IT’s often said that charity begins at home.
For Jaylan Knapp, it is those without homes who need his charity the most.
The 10-year-old Toowoomba student spent the past two months gathering and packing 48 bags of personal-care items, which he has now given to his local homeless community.
When asked why this was important to him, Jaylan replied: “because they’re poor and they don’t have any money”.
The simplicity of Jaylan’s answer could be seen as a pure reflection of the Gospel and what the Lord, in very plain terms, asks of us.
‘‘Truly I say to you, to the extent that you did it to one of these brothers of mine, even the least of them, you did it to Me.” (Matthew 25:40)
The latest census figure shows that the number of Australians who are homeless has grown to more than 116,000.
Almost 20,000 of those people live in Queensland.
In a society that is becoming increasingly neglectful of its most vulnerable members, Jaylan has proven that all we need is love in our hearts and a splash of innovation.
“Instead of asking for money, Jaylan used a Facebook page called The Unconsumer Site to swap his toys and games for personal items like shampoo, conditioner, soap and toiletries,” Jaylan’s mother Kelly said.

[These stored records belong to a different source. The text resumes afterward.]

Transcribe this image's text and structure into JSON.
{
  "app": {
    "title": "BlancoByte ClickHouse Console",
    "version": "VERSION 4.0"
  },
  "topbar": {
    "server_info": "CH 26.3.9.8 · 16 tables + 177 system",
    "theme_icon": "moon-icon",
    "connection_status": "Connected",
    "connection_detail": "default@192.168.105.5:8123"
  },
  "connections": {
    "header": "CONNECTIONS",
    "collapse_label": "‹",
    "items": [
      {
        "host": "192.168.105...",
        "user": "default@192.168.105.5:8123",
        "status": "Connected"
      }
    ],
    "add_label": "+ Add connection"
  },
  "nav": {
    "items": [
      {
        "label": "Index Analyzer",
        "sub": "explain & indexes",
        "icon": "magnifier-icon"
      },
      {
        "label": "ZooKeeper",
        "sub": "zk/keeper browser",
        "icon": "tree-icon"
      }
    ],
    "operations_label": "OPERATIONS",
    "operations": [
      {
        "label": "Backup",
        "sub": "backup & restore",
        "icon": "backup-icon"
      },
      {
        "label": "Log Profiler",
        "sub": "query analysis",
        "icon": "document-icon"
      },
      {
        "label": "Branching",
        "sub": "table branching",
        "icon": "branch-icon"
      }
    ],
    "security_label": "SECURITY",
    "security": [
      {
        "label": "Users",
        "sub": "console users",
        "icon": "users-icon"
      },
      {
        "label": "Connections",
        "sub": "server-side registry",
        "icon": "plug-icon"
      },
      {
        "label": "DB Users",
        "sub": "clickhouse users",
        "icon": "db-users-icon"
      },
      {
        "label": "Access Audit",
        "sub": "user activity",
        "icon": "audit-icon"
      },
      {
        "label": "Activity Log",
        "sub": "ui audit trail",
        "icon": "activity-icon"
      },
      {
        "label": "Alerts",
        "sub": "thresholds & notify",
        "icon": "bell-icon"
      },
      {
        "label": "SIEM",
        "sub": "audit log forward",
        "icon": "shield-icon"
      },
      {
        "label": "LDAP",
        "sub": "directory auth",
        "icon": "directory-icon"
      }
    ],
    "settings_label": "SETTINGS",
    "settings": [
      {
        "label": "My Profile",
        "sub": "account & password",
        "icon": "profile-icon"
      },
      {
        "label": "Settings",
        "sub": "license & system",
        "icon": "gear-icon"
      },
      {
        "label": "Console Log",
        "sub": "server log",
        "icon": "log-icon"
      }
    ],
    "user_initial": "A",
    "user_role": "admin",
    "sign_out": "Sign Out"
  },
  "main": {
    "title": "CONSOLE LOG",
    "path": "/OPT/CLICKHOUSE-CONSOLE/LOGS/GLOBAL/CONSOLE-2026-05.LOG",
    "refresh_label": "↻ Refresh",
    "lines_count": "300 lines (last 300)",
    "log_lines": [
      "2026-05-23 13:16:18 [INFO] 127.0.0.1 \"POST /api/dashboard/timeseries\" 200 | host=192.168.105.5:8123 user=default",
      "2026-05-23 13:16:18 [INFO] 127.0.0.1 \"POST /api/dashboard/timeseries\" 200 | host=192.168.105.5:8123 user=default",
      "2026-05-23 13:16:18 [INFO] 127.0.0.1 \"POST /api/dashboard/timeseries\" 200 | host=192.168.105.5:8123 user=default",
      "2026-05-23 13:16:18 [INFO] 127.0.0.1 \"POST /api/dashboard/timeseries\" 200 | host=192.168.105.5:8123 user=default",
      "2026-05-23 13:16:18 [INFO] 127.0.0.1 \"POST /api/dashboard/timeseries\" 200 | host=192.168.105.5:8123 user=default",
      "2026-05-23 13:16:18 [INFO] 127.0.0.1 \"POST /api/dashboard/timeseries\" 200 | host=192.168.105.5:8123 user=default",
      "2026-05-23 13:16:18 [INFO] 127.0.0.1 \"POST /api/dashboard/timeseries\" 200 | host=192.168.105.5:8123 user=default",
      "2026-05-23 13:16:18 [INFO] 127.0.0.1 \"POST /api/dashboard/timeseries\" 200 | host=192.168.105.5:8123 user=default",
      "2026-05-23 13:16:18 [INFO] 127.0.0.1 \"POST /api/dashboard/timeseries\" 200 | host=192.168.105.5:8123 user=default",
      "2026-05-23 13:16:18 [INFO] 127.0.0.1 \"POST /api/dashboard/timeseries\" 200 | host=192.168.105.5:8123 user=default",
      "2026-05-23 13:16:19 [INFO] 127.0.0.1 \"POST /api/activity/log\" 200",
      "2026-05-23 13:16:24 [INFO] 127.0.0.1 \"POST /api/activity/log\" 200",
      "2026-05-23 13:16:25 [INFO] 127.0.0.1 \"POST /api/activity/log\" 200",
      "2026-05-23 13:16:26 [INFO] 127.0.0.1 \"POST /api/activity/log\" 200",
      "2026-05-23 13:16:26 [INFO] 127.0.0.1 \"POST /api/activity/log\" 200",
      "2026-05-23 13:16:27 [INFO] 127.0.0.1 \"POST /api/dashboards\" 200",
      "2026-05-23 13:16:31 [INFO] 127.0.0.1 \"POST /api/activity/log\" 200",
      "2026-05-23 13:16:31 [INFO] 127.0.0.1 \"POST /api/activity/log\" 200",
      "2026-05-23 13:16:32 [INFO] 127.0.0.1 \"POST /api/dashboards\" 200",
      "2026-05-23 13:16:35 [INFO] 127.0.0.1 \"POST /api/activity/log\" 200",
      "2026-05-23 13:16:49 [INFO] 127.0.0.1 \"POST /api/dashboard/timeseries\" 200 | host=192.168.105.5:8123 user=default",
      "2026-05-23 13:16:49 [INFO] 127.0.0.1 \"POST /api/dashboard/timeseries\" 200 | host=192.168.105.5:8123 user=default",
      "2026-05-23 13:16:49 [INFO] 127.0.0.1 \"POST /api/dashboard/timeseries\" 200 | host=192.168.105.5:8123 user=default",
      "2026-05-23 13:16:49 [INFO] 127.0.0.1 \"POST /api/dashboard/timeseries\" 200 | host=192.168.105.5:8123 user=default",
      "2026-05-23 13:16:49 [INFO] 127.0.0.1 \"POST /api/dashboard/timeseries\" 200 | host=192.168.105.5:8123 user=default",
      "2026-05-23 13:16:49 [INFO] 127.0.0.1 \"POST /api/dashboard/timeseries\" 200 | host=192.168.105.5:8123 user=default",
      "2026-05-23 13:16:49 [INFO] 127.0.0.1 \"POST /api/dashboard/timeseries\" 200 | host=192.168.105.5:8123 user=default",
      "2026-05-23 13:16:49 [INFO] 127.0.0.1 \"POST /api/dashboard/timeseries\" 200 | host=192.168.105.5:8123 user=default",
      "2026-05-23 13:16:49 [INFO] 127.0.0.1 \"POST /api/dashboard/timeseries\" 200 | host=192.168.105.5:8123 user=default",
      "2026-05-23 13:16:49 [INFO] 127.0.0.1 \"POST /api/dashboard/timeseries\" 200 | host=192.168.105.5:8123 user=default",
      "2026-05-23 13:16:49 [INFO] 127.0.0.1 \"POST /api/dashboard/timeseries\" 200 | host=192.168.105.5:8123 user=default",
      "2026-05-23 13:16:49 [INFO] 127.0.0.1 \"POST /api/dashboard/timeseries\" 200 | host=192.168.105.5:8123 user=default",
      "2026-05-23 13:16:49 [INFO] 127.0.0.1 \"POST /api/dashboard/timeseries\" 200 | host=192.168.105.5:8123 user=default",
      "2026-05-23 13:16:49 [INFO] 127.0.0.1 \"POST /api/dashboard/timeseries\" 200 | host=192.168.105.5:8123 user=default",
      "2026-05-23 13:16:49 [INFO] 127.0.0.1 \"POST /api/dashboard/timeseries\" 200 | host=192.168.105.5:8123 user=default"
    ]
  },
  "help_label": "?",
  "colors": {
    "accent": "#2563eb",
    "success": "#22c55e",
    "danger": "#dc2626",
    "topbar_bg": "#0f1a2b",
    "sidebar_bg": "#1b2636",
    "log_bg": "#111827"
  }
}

Also included in the packs were socks, beanies and bottles of water.
“Sometimes Jaylan would swap things we didn’t need, like a jacket, for items he thought would be more popular, like a fishing rod; then he would put that item back on the page to get what he really needed,” Kelly said.
She said in spite of a few negative comments, people were happy to help Jaylan out.
“We would get the occasional negative comment,” she said.
“One gentleman accused Jaylan of being a scammer.
“We replied by inviting him to come over and help us fill up a few bags.
“Like everything, you get the good with the bad.”
The 48 bags were given to the Toowoomba branch of Rosies – Friends on the Street, before arriving in the hands of the needy.
“His generosity, for someone so young, is absolutely amazing,” Rosies’ Toowoomba co-ordinator Fay Stein said.
She referred to Jaylan as “an exceptional, inspirational young man”.
Mrs Stein praised the time and effort Jaylan put into the project, which involved many hours working alone in the family shed on weekends and after school.
“A lot of thought went into this,” she said.
“The personal-care items he collected are things that can really restore a person’s dignity.
“If you have a hot shower you feel like a different person.”
Rosies operates four outreaches a week in Toowoomba, servicing the needs of more than 150 people.
“We have a purpose-built building at Clewley Park that the council built several years ago,” Mrs Stein said.
“It has toilets, showers, a washing machine and dryer, and a kitchenette.
“They can have a shower, wash their clothes, have a meal and share some friendship with Rosies.”
Jaylan’s philanthropy is sure to create some new friendships in his local community.
“To have someone so young … it shows them that people care,” Mrs Stein said.